The recent meta-analysis and systematic review combined the results of six controlled trials. There was a total of 239 patients with fibromyalgia who received an average of nine hypnosis and guided imagery sessions.
Hypnosis, which is also known as hypnotherapy, is a trance-like state of altered consciousness in which the patient experiences increased focus, concentration, and openness to suggestion. Guided imagery is the process of directing a person's thoughts through suggestions that direct towards a relaxed and focused state.
The results showed that hypnosis and guided imagery did not statistically significantly reduce limitations in health-related quality of life in patients with fibromyalgia at the time of final treatment. Due to lack of available data, changes in fatigue, sleep, depressed mood, and health-related quality of life at follow-up were not calculated.
The researchers concluded that due to few available trials and trials of poor quality, future well-designed trials are necessary to adequately assess the impact of hypnosis and guided imagery on fibromyalgia.
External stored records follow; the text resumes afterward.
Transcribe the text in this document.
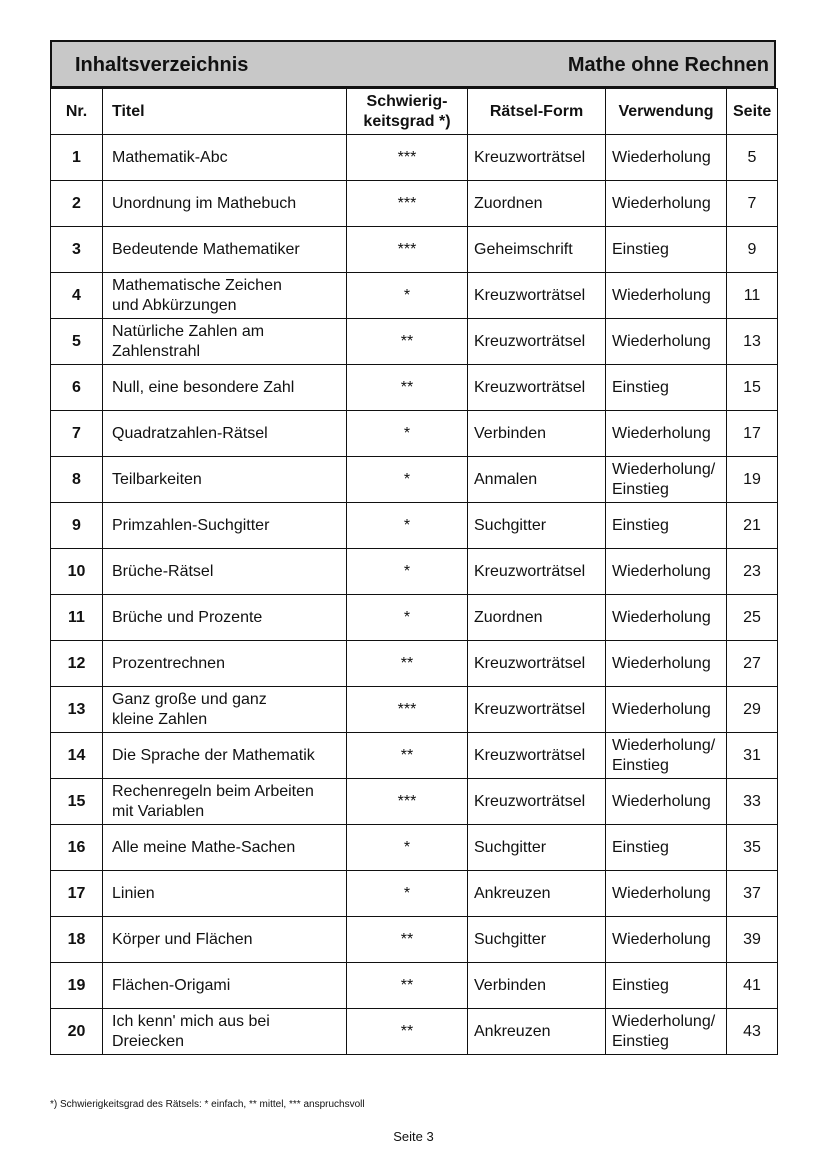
Inhaltsverzeichnis	Mathe ohne Rechnen
Nr.	Titel	Schwierig-
keitsgrad *)	Rätsel-Form	Verwendung	Seite
1	Mathematik-Abc	***	Kreuzworträtsel	Wiederholung	5
2	Unordnung im Mathebuch	***	Zuordnen	Wiederholung	7
3	Bedeutende Mathematiker	***	Geheimschrift	Einstieg	9
4	Mathematische Zeichen
und Abkürzungen	*	Kreuzworträtsel	Wiederholung	11
5	Natürliche Zahlen am
Zahlenstrahl	**	Kreuzworträtsel	Wiederholung	13
6	Null, eine besondere Zahl	**	Kreuzworträtsel	Einstieg	15
7	Quadratzahlen-Rätsel	*	Verbinden	Wiederholung	17
8	Teilbarkeiten	*	Anmalen	Wiederholung/
Einstieg	19
9	Primzahlen-Suchgitter	*	Suchgitter	Einstieg	21
10	Brüche-Rätsel	*	Kreuzworträtsel	Wiederholung	23
11	Brüche und Prozente	*	Zuordnen	Wiederholung	25
12	Prozentrechnen	**	Kreuzworträtsel	Wiederholung	27
13	Ganz große und ganz
kleine Zahlen	***	Kreuzworträtsel	Wiederholung	29
14	Die Sprache der Mathematik	**	Kreuzworträtsel	Wiederholung/
Einstieg	31
15	Rechenregeln beim Arbeiten
mit Variablen	***	Kreuzworträtsel	Wiederholung	33
16	Alle meine Mathe-Sachen	*	Suchgitter	Einstieg	35
17	Linien	*	Ankreuzen	Wiederholung	37
18	Körper und Flächen	**	Suchgitter	Wiederholung	39
19	Flächen-Origami	**	Verbinden	Einstieg	41
20	Ich kenn' mich aus bei
Dreiecken	**	Ankreuzen	Wiederholung/
Einstieg	43
*) Schwierigkeitsgrad des Rätsels: * einfach, ** mittel, *** anspruchsvoll
Seite 3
In an evidence-based clinical review, Natural Standard found that hypnosis and guided imagery had unclear or conflicting evidence in the treatment of fibromyalgia. Further well-designed research may be necessary to realize their potential benefits. Natural Standard found, however, that both hypnosis and guided imagery have good scientific evidence for the treatment of certain types of headache and pain. In addition, hypnosis also has good scientific evidence as an adjunct to cognitive behavior therapy (CBT) and for treating anxiety and irritable bowel syndrome (IBS).